イチロー氏、旭川東の数学教室の窓を破壊「数学の成績だけがーんと下がったらどうしよう」フリー打撃で最長130m弾

野球部員と課したノルマ(校舎の屋根越え5本)を達成し喜ぶイチローさん(代表撮影)
野球部員と課したノルマ(校舎の屋根越え5本)を達成し喜ぶイチローさん(代表撮影)

 日米通算4367安打を記録したイチロー氏(50)=現マリナーズ会長付特別補佐兼インストラクター=が4、5日の2日間にわたって、北海道・旭川東高で選手指導を行った。

 2021年の大みそか、イチロー氏のもとに旭川東高の関係者から「悲願を叶えたい」との連絡が届いた。同校はそれまでに過去10度も北北海道大会の決勝に進みながら甲子園には出られず、昨夏には53年ぶり11度目の決勝進出を果たすも再び敗退していた。悲願を叶え、未来の礎となるきっかけを残せたら、と訪問を決めた。練習の合間、練習中にはひっきりなしに選手から質問が寄せられた。

 イチロー氏が驚異の130メートル弾で数学教室の窓を破壊した。

 選手がケージを取り囲む中でフリー打撃開始。計73球、63スイング。ティー打撃と合わせて約35分間、打ちまくった。最長推定飛距離130mと規格外の打力を見せつけた。

 「どういう動きをしているかで、(打球を)コントロールできるかが決まる。すごく大事。コントロールできることがすごく大事」とまずはバントを9球。そこから打撃を開始した。

 グラウンドの右翼は「95m」の表示のところに高さ約8mの防球ネットがある。そのすぐ奥に4階建ての校舎がそびえる。

 まずは27球で23スイング。うち2球がネットを超えて校舎へ。1球が窓を直撃し、もう1球は窓の間の壁に当たった。

 「大丈夫? もし割っても。割ったら終わるわ。目的変わってきた」と笑った。

 「引っ張るのって難しい。正しく引っ張るのは。最終的に(右翼)ポール際が切れない打球、その形が僕の中でいい形。そこを目指している。(左脇を)締めて引っ張る。ヘッドが走るために(開くのを)我慢して走らせる」と説明した。

 その後、30球で27スイング。7球目で校舎を超え、大歓声が起きた。

 「もうちょっと見たい? なかなか超えない? もうちょい見たい? おじさん疲れるからさ」と笑い、15球目にも校舎超え。選手からは「えぐい」の声が飛んだ。

 高い飛球も多く「高く上がるのは大事。ポイントで打つと角度がつく。ライナーばっかりだと試合では差し込まれる。高いフライは紙一重。自分の判断基準を持つことが大事」と話した。

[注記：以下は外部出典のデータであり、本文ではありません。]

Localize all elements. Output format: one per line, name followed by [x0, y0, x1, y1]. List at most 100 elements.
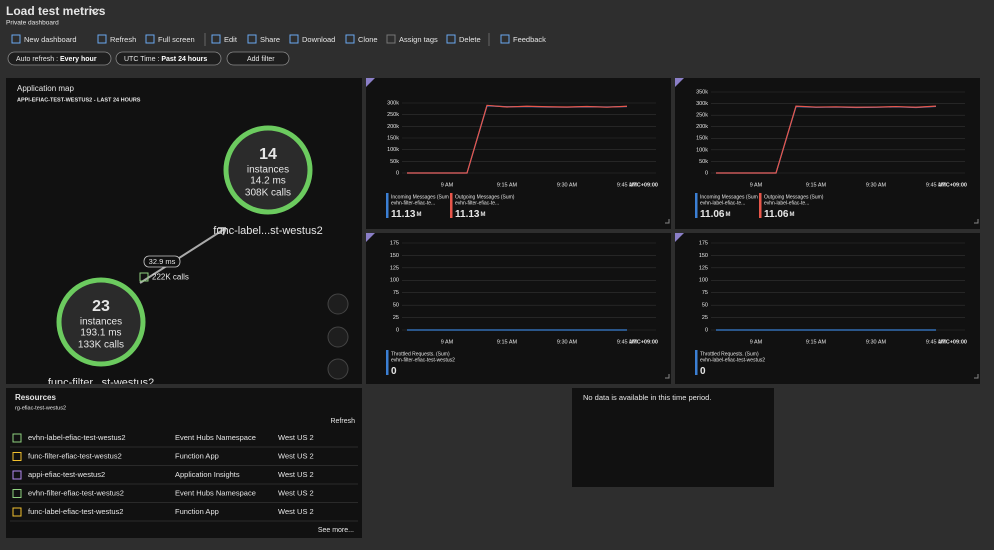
legend-total-unit: M	[416, 212, 421, 218]
tile-corner	[675, 233, 684, 242]
legend-total-value: 0	[391, 366, 397, 377]
toolbar-icon[interactable]	[386, 34, 396, 44]
filter-text[interactable]: Add filter	[247, 56, 275, 63]
legend-total-value: 11.06	[700, 209, 725, 220]
filter-pill[interactable]	[226, 51, 290, 66]
toolbar-icon[interactable]	[11, 34, 21, 44]
chart-tile	[675, 233, 980, 384]
y-tick-label: 25	[393, 315, 399, 321]
y-tick-label: 75	[393, 290, 399, 296]
map-bottom-cover	[6, 384, 362, 388]
toolbar-button[interactable]: Feedback	[513, 35, 546, 44]
resource-region: West US 2	[278, 470, 314, 479]
filter-label: UTC Time :	[124, 56, 159, 63]
resource-region: West US 2	[278, 488, 314, 497]
toolbar-icon[interactable]	[446, 34, 456, 44]
resource-type: Application Insights	[175, 470, 240, 479]
edge-icon	[139, 272, 149, 282]
legend-swatch	[386, 350, 389, 375]
toolbar-button[interactable]: Full screen	[158, 35, 195, 44]
filter-pill[interactable]	[7, 51, 112, 66]
filter-value: Every hour	[60, 56, 97, 63]
x-tick-label: 9:15 AM	[497, 339, 518, 345]
legend-total-unit: M	[725, 212, 730, 218]
title-chevron[interactable]	[90, 8, 100, 14]
resource-name[interactable]: evhn-filter-efiac-test-westus2	[28, 488, 124, 497]
node-circle[interactable]	[56, 277, 146, 367]
filter-text[interactable]: UTC Time : Past 24 hours	[124, 56, 207, 63]
legend-name: Throttled Requests. (Sum)	[391, 351, 450, 357]
map-control[interactable]	[327, 358, 349, 380]
series-line	[716, 105, 937, 174]
x-tick-label: 9:45 AM	[617, 182, 638, 188]
timezone-label: UTC+09:00	[938, 339, 967, 345]
map-control[interactable]	[327, 293, 349, 315]
timezone-label: UTC+09:00	[629, 182, 658, 188]
resource-name[interactable]: evhn-label-efiac-test-westus2	[28, 433, 126, 442]
resource-name[interactable]: appi-efiac-test-westus2	[28, 470, 105, 479]
y-tick-label: 150k	[696, 136, 708, 142]
edge-duration: 32.9 ms	[149, 257, 176, 266]
toolbar-button[interactable]: Download	[302, 35, 335, 44]
toolbar-button[interactable]: Assign tags	[399, 35, 438, 44]
resize-handle	[974, 374, 979, 379]
toolbar-icon[interactable]	[345, 34, 355, 44]
legend-total-unit: M	[480, 212, 485, 218]
legend-total-unit: M	[789, 212, 794, 218]
resource-name[interactable]: func-filter-efiac-test-westus2	[28, 451, 122, 460]
toolbar-icon[interactable]	[97, 34, 107, 44]
y-tick-label: 100	[699, 278, 708, 284]
resource-type: Event Hubs Namespace	[175, 433, 256, 442]
filter-text[interactable]: Auto refresh : Every hour	[16, 56, 97, 63]
x-tick-label: 9:15 AM	[497, 182, 518, 188]
y-tick-label: 0	[396, 327, 399, 333]
node-count: 23	[92, 298, 110, 315]
resource-type: Event Hubs Namespace	[175, 488, 256, 497]
y-tick-label: 25	[702, 315, 708, 321]
see-more-link[interactable]: See more...	[318, 527, 354, 534]
filter-pill[interactable]	[115, 51, 222, 66]
toolbar-button[interactable]: Delete	[459, 35, 481, 44]
node-unit: instances	[247, 165, 289, 176]
x-tick-label: 9 AM	[441, 182, 454, 188]
toolbar-button[interactable]: Clone	[358, 35, 378, 44]
toolbar-icon[interactable]	[211, 34, 221, 44]
legend-total: 11.06M	[700, 209, 730, 220]
edge-calls: 222K calls	[152, 273, 189, 282]
toolbar-button[interactable]: Edit	[224, 35, 238, 44]
toolbar-icon[interactable]	[289, 34, 299, 44]
resize-handle	[665, 374, 670, 379]
toolbar-icon[interactable]	[247, 34, 257, 44]
node-duration: 14.2 ms	[250, 176, 286, 187]
legend-resource: evhn-filter-efiac-test-westus2	[391, 357, 455, 363]
legend-swatch	[450, 193, 453, 218]
toolbar-button[interactable]: New dashboard	[24, 35, 77, 44]
legend-name: Outgoing Messages (Sum)	[764, 194, 824, 200]
map-control[interactable]	[327, 326, 349, 348]
y-tick-label: 0	[705, 170, 708, 176]
toolbar-icon[interactable]	[500, 34, 510, 44]
y-tick-label: 75	[702, 290, 708, 296]
node-circle[interactable]	[223, 125, 313, 215]
legend-total-value: 0	[700, 366, 706, 377]
y-tick-label: 50k	[699, 159, 708, 165]
x-tick-label: 9:30 AM	[866, 182, 887, 188]
legend-resource: evhn-label-efiac-test-westus2	[700, 357, 765, 363]
legend-total-value: 11.06	[764, 209, 789, 220]
x-tick-label: 9:30 AM	[557, 182, 578, 188]
legend-swatch	[386, 193, 389, 218]
chart-tile	[366, 78, 671, 229]
resize-handle	[665, 219, 670, 224]
x-tick-label: 9 AM	[750, 182, 763, 188]
resource-name[interactable]: func-label-efiac-test-westus2	[28, 507, 123, 516]
toolbar-button[interactable]: Share	[260, 35, 280, 44]
refresh-link[interactable]: Refresh	[330, 418, 355, 425]
y-tick-label: 150	[699, 253, 708, 259]
legend-resource: evhn-label-efiac-te...	[700, 200, 745, 206]
toolbar-button[interactable]: Refresh	[110, 35, 136, 44]
tile-corner	[366, 233, 375, 242]
resize-handle	[974, 219, 979, 224]
y-tick-label: 50	[393, 303, 399, 309]
y-tick-label: 100k	[387, 147, 399, 153]
toolbar-icon[interactable]	[145, 34, 155, 44]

 「そんなに力入れているように見えないでしょ。ばててきたときにどういう形を保てるかが大事。(疲れてきたら)チャンスと思って。楽して打つとその形が身につく。しんどくても形を保って。うまくなるチャンスだから」と語った。

 「僕の特徴は股関節。みんな大体(スイングで)ターンするときに、そのままぺたんとなっちゃう。一度股関節が入ってから回る。この動きがあって力が伝わる。難しいけど」

 最後に16球で13スイング。13球目に校舎3階の窓を割り、ナインからは大歓声が起きた。バットを交換して、16球目に再び校舎を超えてバンザイして終了。「うわー」「えぐい」と選手たちは大興奮だ。

 窓が割れたのは数学教室と聞き、イチロー氏は「数学の成績だけがーんと下がったらどうしよう」と爆笑をもたらした。